MiR-214 binding was estimated as a consensus from four different prediction algorithms: TargetScan (http://www.targetscan.org/) predicts biological targets of miRNAs by searching for the presence of conserved sites that match the seed region of each miRNA; miRBase (http://microrna.sanger.ac.uk) uses the miRanda algorithm to predict miRNA-mRNA pairs; miRDB (http://mirdb.org/miRDB) uses the MirTarget2 algorithm, which was developed by analyzing thousands of genes impacted by miRNAs; and PITA (http://genie.weizmann.ac.il/pubs/mir07/mir07_data.html) confirms candidates predicted by the other three algorithms.

HaCaT cells were grown in Dulbecco’s modified Eagle’s medium (Invitrogen) supplemented with heat-inactivated 10% FBS in an atmosphere of 5% CO₂ at 37°C, until 60–70% confluent. 3′ UTR fragments of β-catenin and Shh containing miR-214 putative target sites were amplified from mouse genomic DNA using forward and reverse primers containing XhoI and NotI restriction sequences, respectively. For 3′ UTR of β-catenin fragment, 5′-CGAGGAGTAACAATACAAATGG-3′ and 5′-CAGGTTCACTAGAACATAACAC-3′ forward and reverse primers, respectively, were used. To amplify a fragment of the 3′ UTR of Shh, 5′-ATGAACGGACCTTCAAGAGC-3′ and 5′-GCATAGCAGGAGAGGAATGC-3′ primers were used. The amplified fragments were cloned at XhoI and NotI sites downstream of CV40 promoter-driven Renilla luciferase cassette in pCHECK2 (Promega). Site-directed mutagenesis was performed using a QuikChange II XL Site-Directed Mutagenesis kit (Agilent Technologies) to mutate the β-catenin binding site according to the manufacturer’s instructions. For the dual luciferase assay, these constructs (200 ng) were cotransfected with 200 nM miR-214 mimic or negative control mimic (GE Healthcare) into HaCaT cells using 0.5 µl Lipofectamine 2000 (Invitrogen) in 96-well plates. At 24 h after transfection, the relative luciferase activities were determined using Dual-Glo Luciferase Assay System (Promega). Assay was performed in triplicate for three independent trials.

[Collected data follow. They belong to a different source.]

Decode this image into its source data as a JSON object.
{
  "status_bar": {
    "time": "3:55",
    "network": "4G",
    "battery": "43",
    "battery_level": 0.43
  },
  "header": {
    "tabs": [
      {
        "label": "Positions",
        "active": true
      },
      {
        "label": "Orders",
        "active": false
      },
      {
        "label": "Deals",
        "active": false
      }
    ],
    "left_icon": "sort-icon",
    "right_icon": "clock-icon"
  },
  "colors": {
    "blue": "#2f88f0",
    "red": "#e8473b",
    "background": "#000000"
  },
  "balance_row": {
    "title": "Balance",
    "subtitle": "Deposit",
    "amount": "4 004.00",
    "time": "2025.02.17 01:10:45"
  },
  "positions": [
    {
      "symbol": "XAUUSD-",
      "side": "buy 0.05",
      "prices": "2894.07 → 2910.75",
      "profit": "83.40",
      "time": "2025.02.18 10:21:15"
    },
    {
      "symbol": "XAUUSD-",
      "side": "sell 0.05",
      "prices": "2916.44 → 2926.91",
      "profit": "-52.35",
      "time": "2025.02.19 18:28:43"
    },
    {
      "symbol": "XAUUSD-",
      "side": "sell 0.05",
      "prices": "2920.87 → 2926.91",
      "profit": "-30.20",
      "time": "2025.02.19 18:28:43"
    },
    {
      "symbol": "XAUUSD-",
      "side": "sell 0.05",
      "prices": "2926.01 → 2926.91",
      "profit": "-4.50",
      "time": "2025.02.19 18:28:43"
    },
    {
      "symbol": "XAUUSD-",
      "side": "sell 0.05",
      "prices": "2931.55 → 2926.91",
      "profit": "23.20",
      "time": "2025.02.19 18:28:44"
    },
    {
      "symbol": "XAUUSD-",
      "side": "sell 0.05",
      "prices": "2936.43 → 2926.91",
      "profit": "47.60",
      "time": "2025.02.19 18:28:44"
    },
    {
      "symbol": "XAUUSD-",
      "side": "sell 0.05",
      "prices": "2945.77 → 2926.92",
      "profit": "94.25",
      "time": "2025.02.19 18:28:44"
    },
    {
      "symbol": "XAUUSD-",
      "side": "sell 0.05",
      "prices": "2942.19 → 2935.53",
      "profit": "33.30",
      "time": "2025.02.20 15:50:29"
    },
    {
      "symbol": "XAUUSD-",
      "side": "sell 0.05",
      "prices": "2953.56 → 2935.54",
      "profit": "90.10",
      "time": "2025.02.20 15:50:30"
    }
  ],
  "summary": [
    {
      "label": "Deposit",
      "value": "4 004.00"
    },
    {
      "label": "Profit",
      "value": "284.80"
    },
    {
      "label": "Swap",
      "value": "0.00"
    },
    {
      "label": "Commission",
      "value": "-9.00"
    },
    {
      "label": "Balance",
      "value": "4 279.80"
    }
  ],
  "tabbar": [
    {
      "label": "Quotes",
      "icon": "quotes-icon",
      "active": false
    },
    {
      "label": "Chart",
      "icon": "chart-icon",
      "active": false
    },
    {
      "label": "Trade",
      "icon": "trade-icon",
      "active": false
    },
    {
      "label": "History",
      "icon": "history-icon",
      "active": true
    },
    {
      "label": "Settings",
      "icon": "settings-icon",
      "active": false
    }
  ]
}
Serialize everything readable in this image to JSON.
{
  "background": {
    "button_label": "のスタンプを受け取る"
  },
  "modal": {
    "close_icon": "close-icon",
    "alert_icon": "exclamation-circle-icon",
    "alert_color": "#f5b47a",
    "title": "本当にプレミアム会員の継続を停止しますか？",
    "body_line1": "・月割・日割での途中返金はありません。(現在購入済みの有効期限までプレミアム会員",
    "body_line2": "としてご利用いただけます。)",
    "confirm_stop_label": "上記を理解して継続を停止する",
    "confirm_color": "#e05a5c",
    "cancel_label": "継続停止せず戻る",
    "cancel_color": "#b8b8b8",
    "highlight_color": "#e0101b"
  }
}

HaCaT cells were seeded onto 12-well dishes 24 h before transfection. At 80% confluence, a TOPFlash Wnt reporter plasmid (plasmid 12456; Addgene) were transfected into each well in combination with (1) control oligonucleotide (200 nM), (2) 10 µM of BIO (R&D Systems), (3) pro–miR-214 (200 nM), and (4) pro–miR-214 (200 nM) and 10 µM BIO (Sato et al., 1999). Transfection was done using Lipofectamine 2000 (Invitrogen). FOPFlash (TOPFlash mutant) reporter plasmid (plasmid 12457; Addgene) was used as a control. The cells were cultured for 24 h. The relative luciferase activities were determined using the Dual-Gloluciferase assay system (Promega) on a microplate reader (Infinite 2000; Tecan). All assays were performed in triplicate for three independent trials.

Fig. S1 shows additional details of the skin phenotype in K14-rtTA/miR-214-TRE mice during morphogenesis and the hair cycling, and the results of bioinformatic prediction of miR-214 targets in the keratinocytes and their validation. Tables S1 and S2 list the genes with down- and up-regulated expression in the skin epithelium of K14-rtTA/miR-214-TRE versus WT mice.

This study was supported by a grant from the Medical Research Council UK (MR/K011324/1) to N.V. Botchkareva.

The authors declare no competing financial interests.